Everything from intelligence to poverty, to criminality, to general morality was thought to be inherited. In the late 19th century, when race science was all the rage, eugenics extended the conversation on scientific racism by providing not only a seemingly objective way to understand the achievements of wealthy whites across generations, but also an explanation for why poor or disabled people and racial minorities seem stuck, unable to break what appeared to be inescapable cycles of destitution. In short, biology was thought to be destiny. Thanks so much for joining me, Osagie. I’m really excited to be talking with you about this fascinating work.
Great, thanks for having me.
GWYNETH SHAW: Tell us a little bit about your background and training, and how you came to work at this intersection of medicine and law.
OSAGIE OBASOGIE: Sure. So my background in training is at the intersection of law, sociology, and bioethics, and medical ethics. We can do an entirely separate podcast on how I stumbled upon these fields, but the short story is that I went to law school, and graduated from law school, and decided to do a PhD afterwards here at Berkeley. And I came out to Berkeley, and after a couple of years here, I stumbled upon this article, this was around 2005, about what was then a new drug called BiDil.
So BiDil is a combination therapy that was marketed as being able to treat African-Americans suffering from heart failure. And at this point, it was the first race specific-drug to receive FDA approval. So like any good sociologist at the time, I was a bit baffled by the idea that race could be at once thought of as a social construction, that is something that is created by social and political forces. And at the same time could be seen as both medically and scientifically, quote, unquote, real, to the point that the FDA could approve a drug that could help a specific racial group who is suffering from a medical condition. So that began my entree into the field of medical ethics, and issues of health disparities, and racial disparities and health.

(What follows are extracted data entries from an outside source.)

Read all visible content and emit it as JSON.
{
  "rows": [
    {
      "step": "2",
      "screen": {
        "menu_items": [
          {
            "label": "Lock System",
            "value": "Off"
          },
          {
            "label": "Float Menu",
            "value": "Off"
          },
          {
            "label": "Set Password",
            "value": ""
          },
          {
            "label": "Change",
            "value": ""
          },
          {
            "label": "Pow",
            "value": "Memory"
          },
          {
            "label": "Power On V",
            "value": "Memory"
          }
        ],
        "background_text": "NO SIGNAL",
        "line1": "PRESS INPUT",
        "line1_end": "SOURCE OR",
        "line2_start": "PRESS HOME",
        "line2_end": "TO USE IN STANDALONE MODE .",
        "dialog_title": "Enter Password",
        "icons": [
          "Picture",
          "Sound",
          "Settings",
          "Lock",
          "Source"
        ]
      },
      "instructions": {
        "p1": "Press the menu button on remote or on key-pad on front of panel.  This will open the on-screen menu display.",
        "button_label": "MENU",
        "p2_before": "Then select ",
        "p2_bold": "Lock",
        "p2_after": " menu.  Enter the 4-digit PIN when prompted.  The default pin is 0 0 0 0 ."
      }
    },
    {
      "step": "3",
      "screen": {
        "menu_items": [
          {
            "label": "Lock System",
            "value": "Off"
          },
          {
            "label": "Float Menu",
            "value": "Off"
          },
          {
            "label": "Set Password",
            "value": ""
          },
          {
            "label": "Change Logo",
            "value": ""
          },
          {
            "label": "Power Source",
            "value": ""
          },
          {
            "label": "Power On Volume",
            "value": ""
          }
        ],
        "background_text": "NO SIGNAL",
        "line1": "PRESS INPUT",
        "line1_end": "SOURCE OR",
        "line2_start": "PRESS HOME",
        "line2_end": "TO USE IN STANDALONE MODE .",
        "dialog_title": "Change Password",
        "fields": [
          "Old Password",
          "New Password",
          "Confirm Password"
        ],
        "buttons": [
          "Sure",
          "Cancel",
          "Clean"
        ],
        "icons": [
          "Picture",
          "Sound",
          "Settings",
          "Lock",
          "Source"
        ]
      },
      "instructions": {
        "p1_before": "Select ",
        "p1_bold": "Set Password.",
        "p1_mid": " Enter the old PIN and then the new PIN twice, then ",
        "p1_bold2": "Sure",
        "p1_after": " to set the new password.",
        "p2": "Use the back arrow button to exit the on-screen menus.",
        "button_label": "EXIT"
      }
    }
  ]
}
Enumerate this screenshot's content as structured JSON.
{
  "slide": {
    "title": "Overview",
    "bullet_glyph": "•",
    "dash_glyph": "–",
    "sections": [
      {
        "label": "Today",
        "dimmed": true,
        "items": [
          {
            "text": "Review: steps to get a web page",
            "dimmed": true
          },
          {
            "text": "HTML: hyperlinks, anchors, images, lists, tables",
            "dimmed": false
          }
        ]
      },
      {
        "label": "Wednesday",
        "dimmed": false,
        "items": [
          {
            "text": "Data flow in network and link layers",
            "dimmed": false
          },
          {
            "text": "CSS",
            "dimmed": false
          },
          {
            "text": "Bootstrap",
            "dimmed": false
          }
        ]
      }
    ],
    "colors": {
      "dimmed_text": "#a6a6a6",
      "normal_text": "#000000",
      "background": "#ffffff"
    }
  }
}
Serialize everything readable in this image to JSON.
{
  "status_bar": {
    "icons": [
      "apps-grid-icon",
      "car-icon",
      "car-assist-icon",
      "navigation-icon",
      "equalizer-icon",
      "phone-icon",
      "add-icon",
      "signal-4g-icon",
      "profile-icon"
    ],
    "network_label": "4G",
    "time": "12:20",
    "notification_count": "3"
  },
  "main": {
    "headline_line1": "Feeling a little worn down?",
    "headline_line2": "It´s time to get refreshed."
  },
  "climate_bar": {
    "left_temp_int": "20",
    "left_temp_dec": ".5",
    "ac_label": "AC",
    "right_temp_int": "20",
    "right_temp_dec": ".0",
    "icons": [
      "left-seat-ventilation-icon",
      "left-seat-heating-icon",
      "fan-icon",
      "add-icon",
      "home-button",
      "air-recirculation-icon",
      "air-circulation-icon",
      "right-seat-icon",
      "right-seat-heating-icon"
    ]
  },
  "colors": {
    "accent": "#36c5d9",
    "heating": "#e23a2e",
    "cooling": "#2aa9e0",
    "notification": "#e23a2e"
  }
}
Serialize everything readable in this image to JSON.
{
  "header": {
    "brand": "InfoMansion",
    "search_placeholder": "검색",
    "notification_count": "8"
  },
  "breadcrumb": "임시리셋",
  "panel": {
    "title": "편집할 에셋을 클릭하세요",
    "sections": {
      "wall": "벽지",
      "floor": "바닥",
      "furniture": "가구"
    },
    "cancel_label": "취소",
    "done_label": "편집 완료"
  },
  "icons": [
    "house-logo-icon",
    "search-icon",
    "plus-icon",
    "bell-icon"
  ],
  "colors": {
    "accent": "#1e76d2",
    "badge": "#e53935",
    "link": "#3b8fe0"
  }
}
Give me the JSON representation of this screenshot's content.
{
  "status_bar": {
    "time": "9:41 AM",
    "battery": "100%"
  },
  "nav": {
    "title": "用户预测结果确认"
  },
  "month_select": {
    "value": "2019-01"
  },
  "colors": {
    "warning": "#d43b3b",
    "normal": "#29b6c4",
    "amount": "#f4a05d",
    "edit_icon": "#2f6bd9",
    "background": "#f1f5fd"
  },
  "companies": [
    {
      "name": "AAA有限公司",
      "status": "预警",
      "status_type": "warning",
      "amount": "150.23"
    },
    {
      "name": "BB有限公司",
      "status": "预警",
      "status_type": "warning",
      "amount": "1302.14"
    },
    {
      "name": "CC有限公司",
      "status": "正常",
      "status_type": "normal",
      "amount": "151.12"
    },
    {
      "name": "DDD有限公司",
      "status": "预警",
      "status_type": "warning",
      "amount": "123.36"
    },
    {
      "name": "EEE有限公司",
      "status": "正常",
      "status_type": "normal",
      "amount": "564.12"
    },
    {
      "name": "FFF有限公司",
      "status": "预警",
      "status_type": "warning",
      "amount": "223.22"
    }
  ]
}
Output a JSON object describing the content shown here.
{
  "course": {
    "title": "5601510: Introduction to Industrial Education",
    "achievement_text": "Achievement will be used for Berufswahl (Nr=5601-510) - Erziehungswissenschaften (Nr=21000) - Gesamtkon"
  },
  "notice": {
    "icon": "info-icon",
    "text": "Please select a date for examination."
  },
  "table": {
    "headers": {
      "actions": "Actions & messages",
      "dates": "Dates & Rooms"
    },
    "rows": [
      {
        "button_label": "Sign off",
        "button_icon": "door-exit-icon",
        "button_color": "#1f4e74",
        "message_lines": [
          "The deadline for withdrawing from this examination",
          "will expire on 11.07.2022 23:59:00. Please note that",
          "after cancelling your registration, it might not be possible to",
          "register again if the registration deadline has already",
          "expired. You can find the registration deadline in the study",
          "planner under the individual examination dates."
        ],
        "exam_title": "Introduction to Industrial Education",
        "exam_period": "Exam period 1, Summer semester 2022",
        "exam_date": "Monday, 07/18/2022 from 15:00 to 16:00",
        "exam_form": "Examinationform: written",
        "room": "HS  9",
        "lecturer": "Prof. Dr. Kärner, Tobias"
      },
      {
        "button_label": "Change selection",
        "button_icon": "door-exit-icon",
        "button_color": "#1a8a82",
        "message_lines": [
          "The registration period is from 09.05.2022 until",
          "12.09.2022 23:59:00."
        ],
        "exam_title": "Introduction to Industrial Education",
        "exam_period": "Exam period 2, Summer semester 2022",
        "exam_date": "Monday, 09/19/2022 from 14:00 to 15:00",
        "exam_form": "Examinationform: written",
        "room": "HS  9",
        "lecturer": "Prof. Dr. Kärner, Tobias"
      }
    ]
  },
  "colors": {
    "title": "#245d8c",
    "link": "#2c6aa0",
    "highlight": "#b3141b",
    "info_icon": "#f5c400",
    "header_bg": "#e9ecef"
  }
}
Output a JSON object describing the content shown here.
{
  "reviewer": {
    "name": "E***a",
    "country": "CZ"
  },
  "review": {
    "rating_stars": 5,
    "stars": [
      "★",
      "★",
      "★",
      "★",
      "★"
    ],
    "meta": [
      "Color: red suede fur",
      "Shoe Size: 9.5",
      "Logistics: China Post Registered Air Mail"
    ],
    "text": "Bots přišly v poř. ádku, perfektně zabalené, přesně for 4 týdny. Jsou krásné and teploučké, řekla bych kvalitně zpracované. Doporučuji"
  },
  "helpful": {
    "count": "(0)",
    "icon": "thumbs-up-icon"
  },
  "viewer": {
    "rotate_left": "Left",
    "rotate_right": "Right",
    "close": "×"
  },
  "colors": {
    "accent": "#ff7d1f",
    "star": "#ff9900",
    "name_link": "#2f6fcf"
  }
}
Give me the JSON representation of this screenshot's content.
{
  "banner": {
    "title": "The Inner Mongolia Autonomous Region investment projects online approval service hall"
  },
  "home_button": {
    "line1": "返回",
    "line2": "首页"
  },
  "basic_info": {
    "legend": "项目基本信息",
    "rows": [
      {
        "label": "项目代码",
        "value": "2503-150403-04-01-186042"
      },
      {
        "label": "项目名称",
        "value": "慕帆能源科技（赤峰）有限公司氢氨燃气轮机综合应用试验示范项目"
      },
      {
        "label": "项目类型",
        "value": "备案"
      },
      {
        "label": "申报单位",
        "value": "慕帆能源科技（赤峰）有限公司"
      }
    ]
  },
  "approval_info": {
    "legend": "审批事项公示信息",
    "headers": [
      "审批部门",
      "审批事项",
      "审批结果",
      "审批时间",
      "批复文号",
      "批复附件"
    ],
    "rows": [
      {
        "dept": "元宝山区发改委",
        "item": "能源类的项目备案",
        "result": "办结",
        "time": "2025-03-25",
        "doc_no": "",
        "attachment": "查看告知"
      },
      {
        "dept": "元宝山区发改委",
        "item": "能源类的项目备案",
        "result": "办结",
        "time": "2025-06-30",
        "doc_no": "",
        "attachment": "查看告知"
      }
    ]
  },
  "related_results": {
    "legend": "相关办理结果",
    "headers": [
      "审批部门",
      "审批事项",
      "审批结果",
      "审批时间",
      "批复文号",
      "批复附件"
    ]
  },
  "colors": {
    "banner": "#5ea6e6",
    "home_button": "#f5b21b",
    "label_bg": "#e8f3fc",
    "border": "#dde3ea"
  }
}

And it’s been about two decades since then. And part of the work of examining issues around racial disparities in health involves understanding the broader context and history, regarding issues of race and science and medicine, so that necessarily involved me taking a close look at the history of scientific racism, and as well as the eugenics movement. And for me, it was a fascinating exploration to do this as a graduate student, because in all of my studies as a high school student, and college student, and law student, eugenics was not something that came up.
And it wasn’t really until I was a graduate student that I really was exposed to this history. And looking at the history of eugenics closely, you start to understand how this moment in the late 1800s, up until the 1930s and 1940s, this moment where scientists and physicians were looked at as being the folks who could help guide policy makers in determining which groups should reproduce and which groups should not, that this moment is still with us, even though we understand this as being a quote, unquote, bad moment in human history. Some would say it was the most horrific moment in human history leading up to unbelievable atrocities, including the Holocaust, and periods of forced sterilization, and many other horrific acts.
That ideology and the ways of thinking that were born during this period in many ways still shape the way that science, medicine and technology are done to this very day. And so this project is really an opportunity to examine the legacy of eugenics, how an idea born out of hatred, and racism, and bigotry faced a particular reckoning after World War 2, where we in many ways made a promise never to go down that path again. But at the same time, so much of the logics of eugenics had embedded themselves into many professional areas that continued to work from these frameworks and how they do their work. So this collaboration with the LA Review of Books is a way to understand this legacy, to highlight particular ways in which the ideas of eugenics continue to shape various areas of science and medicine, and to start a conversation about how we can move in a different and better direction.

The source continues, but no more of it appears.